We’re all given this odometer moment, as the number ticks over, to think back and head. Given that most folks consider this the end of the decade, it’s a bigger odometer moment than usual.
So here I am, taking stock of the year past and the decade past.
The decade past is pretty much my adult life. I think about where I was 10 years ago. I was about to get married, just finishing college, and completely unclear about what I wanted to do when I grew up. Now, I’m happily married, two kids, decent career, and completely unclear about what I want to do when I grow up. In the last ten years I got married, stayed married, have gone through three jobs, and three new homes, bought a house, bought two cars, got pregnant four times and gave birth twice. Since 2003, I’ve documented every detail in painful minutia.
In those 10 years I’ve made mistakes and grown oh-so-much, but I regret pretty much none of it. I’m not sure there’s a single thing I’d go back and make totally different.
Then there’s the looking ahead. Where will I be in 2020? I mean, we’re already impossibly into the future. Will I have my flying car yet? Or at least an electric/hybrid? But in many ways, the outlines of my hopes are much clearer than they were in 2010. I entirely anticipate still being gaga for my husband. My eldest son will be 14, and we will have some insight into what kind of man he is growing into. My Thane will be 11, still a child. My mortgage will still be several eternities away from being paid off, but my student loans will be done. Hopefully, I’ll have renovated the bathroom by then. Maybe I’ll have done that master suite that I daydream about. But where will I be professionally? What great surprises will life hold? What labors and joys will the coming decade bring? Will I still be documenting it all in painful detail (probably)?

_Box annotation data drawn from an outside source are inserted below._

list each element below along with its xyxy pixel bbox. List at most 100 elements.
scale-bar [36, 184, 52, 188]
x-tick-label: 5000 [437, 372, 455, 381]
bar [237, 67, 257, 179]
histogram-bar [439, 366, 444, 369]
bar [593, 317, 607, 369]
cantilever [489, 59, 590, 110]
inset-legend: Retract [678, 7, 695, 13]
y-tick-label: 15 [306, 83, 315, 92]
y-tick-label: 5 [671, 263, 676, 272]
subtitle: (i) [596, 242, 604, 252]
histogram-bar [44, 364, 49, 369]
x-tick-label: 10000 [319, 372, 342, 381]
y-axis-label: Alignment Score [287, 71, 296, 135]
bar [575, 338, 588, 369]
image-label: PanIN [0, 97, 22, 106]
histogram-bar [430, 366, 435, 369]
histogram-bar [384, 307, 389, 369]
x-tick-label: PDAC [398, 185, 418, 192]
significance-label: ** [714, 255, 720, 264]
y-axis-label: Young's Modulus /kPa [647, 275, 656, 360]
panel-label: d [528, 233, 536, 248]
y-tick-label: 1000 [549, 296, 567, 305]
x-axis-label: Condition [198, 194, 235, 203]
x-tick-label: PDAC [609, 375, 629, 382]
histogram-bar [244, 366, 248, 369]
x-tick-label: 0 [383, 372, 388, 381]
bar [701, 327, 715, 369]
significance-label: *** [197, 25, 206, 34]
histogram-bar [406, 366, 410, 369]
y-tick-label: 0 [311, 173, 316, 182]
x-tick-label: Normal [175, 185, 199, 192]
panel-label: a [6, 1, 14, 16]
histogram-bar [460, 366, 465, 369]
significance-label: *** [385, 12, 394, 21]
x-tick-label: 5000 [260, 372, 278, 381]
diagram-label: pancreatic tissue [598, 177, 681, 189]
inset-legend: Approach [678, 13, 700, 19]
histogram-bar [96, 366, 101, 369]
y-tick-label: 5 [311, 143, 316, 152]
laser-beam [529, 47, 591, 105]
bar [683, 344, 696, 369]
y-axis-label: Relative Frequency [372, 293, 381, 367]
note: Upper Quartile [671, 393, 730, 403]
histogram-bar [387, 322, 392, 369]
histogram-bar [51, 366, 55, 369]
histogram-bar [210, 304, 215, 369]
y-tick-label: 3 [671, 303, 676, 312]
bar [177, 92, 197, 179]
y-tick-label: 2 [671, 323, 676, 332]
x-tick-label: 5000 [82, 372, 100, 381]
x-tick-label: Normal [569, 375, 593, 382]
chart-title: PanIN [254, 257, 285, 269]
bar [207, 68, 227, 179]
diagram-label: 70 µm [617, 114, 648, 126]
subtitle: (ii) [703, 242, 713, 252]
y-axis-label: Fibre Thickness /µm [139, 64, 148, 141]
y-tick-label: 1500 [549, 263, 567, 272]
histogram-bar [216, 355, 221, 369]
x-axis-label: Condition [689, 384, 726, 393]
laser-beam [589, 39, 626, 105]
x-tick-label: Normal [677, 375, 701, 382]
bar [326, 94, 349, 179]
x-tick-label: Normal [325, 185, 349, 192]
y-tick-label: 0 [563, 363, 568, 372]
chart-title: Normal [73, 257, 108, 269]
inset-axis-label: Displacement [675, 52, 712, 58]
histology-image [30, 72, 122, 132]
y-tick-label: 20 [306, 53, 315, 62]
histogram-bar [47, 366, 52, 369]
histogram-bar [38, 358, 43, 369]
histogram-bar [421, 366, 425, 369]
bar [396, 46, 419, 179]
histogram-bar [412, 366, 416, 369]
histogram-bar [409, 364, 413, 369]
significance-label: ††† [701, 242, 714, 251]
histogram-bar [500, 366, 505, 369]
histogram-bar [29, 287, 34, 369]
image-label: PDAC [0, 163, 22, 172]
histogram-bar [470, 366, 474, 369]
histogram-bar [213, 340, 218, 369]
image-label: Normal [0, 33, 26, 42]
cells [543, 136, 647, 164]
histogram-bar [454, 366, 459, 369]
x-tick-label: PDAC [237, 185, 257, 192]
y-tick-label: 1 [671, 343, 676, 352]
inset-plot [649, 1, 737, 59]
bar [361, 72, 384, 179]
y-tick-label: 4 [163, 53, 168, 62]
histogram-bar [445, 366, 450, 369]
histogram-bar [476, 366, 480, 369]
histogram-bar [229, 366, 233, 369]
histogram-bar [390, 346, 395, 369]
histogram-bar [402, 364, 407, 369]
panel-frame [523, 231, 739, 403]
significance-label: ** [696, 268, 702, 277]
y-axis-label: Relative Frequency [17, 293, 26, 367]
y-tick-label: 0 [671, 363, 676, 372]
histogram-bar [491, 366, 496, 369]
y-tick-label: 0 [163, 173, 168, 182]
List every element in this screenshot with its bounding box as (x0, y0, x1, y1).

And of course, there are the great left-turns life takes. You get a phone call asking if you’ve ever considered going to Mozambique. Or it turns out your child is an incredibly gifted, er, something (musician/athlete/web entreprenuer/face painter) that requires lots of practice (as long as it doesn’t involve ice rinks, I’m happy.). Or an opportunity comes that cannot be passed by. Or a tragedy visits. Or there’s an unanticipated additional child.

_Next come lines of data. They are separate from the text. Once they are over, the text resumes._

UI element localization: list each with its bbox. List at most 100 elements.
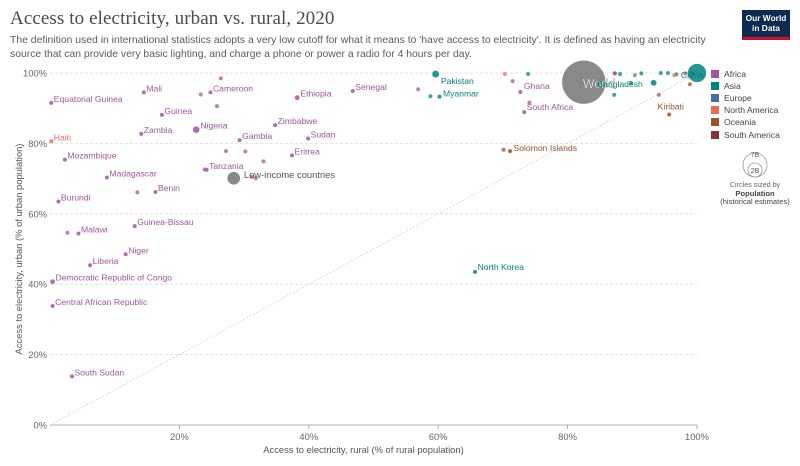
legend-item-europe[interactable]: Europe — [711, 92, 796, 104]
label-sudan: Sudan — [311, 129, 336, 139]
label-ethiopia: Ethiopia — [300, 89, 331, 99]
legend-item-africa[interactable]: Africa — [711, 68, 796, 80]
data-point — [656, 92, 661, 97]
x-axis-label: Access to electricity, rural (% of rural… — [263, 444, 463, 455]
point-benin — [153, 189, 158, 194]
y-tick-label: 60% — [28, 208, 47, 219]
chart-subtitle: The definition used in international sta… — [10, 35, 706, 60]
point-zambia — [139, 131, 144, 136]
data-point — [261, 159, 266, 164]
chart-title: Access to electricity, urban vs. rural, … — [10, 8, 335, 29]
label-haiti: Haiti — [54, 132, 71, 142]
size-label-large: 7B — [751, 152, 760, 159]
y-tick-label: 20% — [28, 349, 47, 360]
point-south-africa — [522, 110, 527, 115]
data-point — [416, 87, 421, 92]
point-mozambique — [62, 157, 67, 162]
label-niger: Niger — [128, 245, 149, 255]
point-low-income-countries — [226, 171, 241, 186]
point-sudan — [306, 136, 311, 141]
legend-label-asia: Asia — [724, 81, 741, 92]
label-china: China — [681, 70, 704, 80]
label-north-korea: North Korea — [478, 262, 525, 272]
label-liberia: Liberia — [93, 256, 119, 266]
y-tick-label: 100% — [23, 68, 47, 79]
point-eritrea — [289, 153, 294, 158]
data-point — [135, 190, 140, 195]
owid-logo[interactable]: Our World in Data — [742, 10, 790, 40]
label-myanmar: Myanmar — [443, 89, 479, 99]
point-bangladesh — [650, 79, 658, 87]
data-point — [510, 79, 515, 84]
label-senegal: Senegal — [355, 82, 387, 92]
point-pakistan — [431, 69, 440, 79]
label-ghana: Ghana — [524, 81, 550, 91]
data-point — [243, 149, 248, 154]
label-malawi: Malawi — [81, 225, 108, 235]
point-burundi — [56, 199, 61, 204]
label-gambia: Gambia — [242, 131, 272, 141]
y-tick-label: 80% — [28, 138, 47, 149]
x-tick-label: 80% — [558, 431, 577, 442]
point-malawi — [76, 231, 81, 236]
data-point — [665, 71, 670, 75]
label-kiribati: Kiribati — [658, 102, 684, 112]
point-world — [561, 59, 607, 105]
legend-swatch-oceania — [711, 118, 719, 127]
legend-label-south-america: South America — [724, 129, 780, 140]
point-democratic-republic-of-congo — [50, 279, 55, 285]
label-pakistan: Pakistan — [441, 76, 474, 86]
point-mali — [141, 90, 146, 95]
label-eritrea: Eritrea — [294, 146, 320, 156]
size-caption-2: (historical estimates) — [720, 197, 790, 206]
label-bangladesh: Bangladesh — [597, 79, 643, 89]
legend-swatch-north-america — [711, 106, 719, 115]
legend-item-south-america[interactable]: South America — [711, 128, 796, 140]
label-south-sudan: South Sudan — [74, 367, 124, 377]
region-legend: Africa Asia Europe North America Oceania… — [711, 68, 796, 141]
legend-item-oceania[interactable]: Oceania — [711, 116, 796, 128]
size-caption: Circles sized by — [729, 180, 781, 189]
label-democratic-republic-of-congo: Democratic Republic of Congo — [55, 273, 172, 283]
point-senegal — [350, 88, 355, 93]
label-south-africa: South Africa — [527, 102, 574, 112]
data-point — [632, 73, 637, 78]
label-madagascar: Madagascar — [109, 169, 156, 179]
point-north-korea — [473, 269, 478, 274]
data-point — [639, 71, 644, 76]
point-haiti — [49, 139, 54, 144]
data-point — [214, 104, 219, 109]
legend-item-asia[interactable]: Asia — [711, 80, 796, 92]
x-tick-label: 100% — [685, 431, 709, 442]
size-circle-small — [747, 162, 763, 178]
point-cameroon — [208, 90, 213, 95]
data-point — [612, 92, 617, 97]
x-tick-label: 40% — [299, 431, 318, 442]
y-tick-label: 40% — [28, 279, 47, 290]
label-zimbabwe: Zimbabwe — [278, 116, 318, 126]
data-point — [658, 71, 663, 75]
point-myanmar — [437, 94, 442, 99]
logo-line-1: Our World — [745, 13, 787, 23]
data-point — [501, 147, 506, 152]
size-legend-circles: 7B 2B — [742, 152, 768, 178]
data-point — [672, 73, 677, 78]
point-ghana — [518, 90, 523, 95]
data-point — [223, 149, 228, 154]
data-point — [218, 76, 223, 81]
point-niger — [123, 252, 128, 257]
size-legend: 7B 2B Circles sized by Population (histo… — [720, 148, 790, 207]
point-zimbabwe — [273, 123, 278, 128]
label-benin: Benin — [158, 183, 180, 193]
x-tick-label: 60% — [429, 431, 448, 442]
label-burundi: Burundi — [61, 192, 91, 202]
label-world: World — [583, 77, 615, 91]
point-guinea — [159, 112, 164, 117]
point-kiribati — [667, 112, 672, 117]
data-point — [687, 82, 692, 87]
point-liberia — [88, 263, 93, 268]
x-tick-label: 20% — [170, 431, 189, 442]
point-china — [687, 63, 707, 83]
legend-item-north-america[interactable]: North America — [711, 104, 796, 116]
point-central-african-republic — [50, 304, 55, 309]
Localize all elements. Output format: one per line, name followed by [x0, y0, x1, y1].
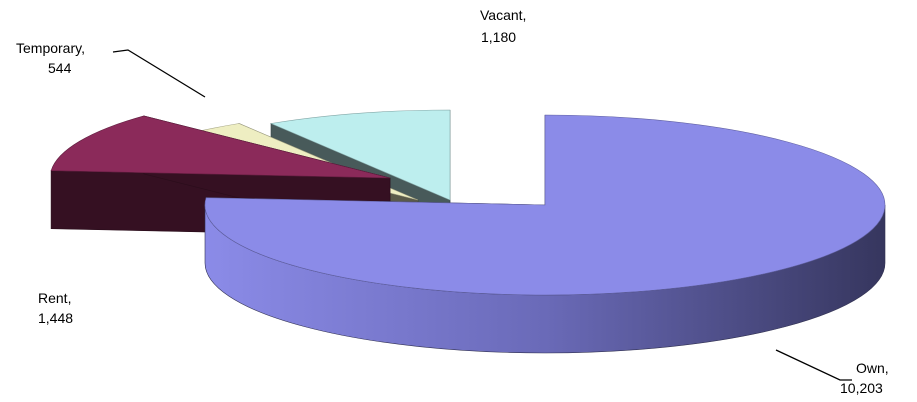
leader-line	[112, 49, 206, 98]
slice-label: Rent,	[38, 290, 71, 306]
slice-value: 10,203	[840, 380, 883, 396]
slice-label: Temporary,	[16, 40, 85, 56]
slice-value: 1,180	[481, 29, 516, 45]
slice-value: 544	[48, 60, 72, 76]
leader-line	[775, 349, 852, 381]
pie	[50, 109, 886, 354]
slice-label: Own,	[856, 360, 889, 376]
slice	[50, 115, 391, 179]
slice	[269, 109, 451, 201]
slice-label: Vacant,	[480, 7, 526, 23]
slice-value: 1,448	[38, 310, 73, 326]
slice	[204, 114, 886, 296]
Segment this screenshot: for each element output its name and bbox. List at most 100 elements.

I work full time, am an engaged mom, get together with my friends as often as possible, and do a lot with my church. The result of this is that I feel as though I keep my eyes down, and focused on close objects. My thoughts and speech run with the details of daily living. I try as often as I can to raise my eyes and look to the horizons. It is that rising of perspective that make art, literature, music and philosophy so precious. Writing, for me, offers a chance to step back and examine my own life from the larger perspective. Whenever I do that, I feel much happier. The broad strokes of my life are so joyful, even when I might be tired, sleep-deprived, annoyed and snot-covered.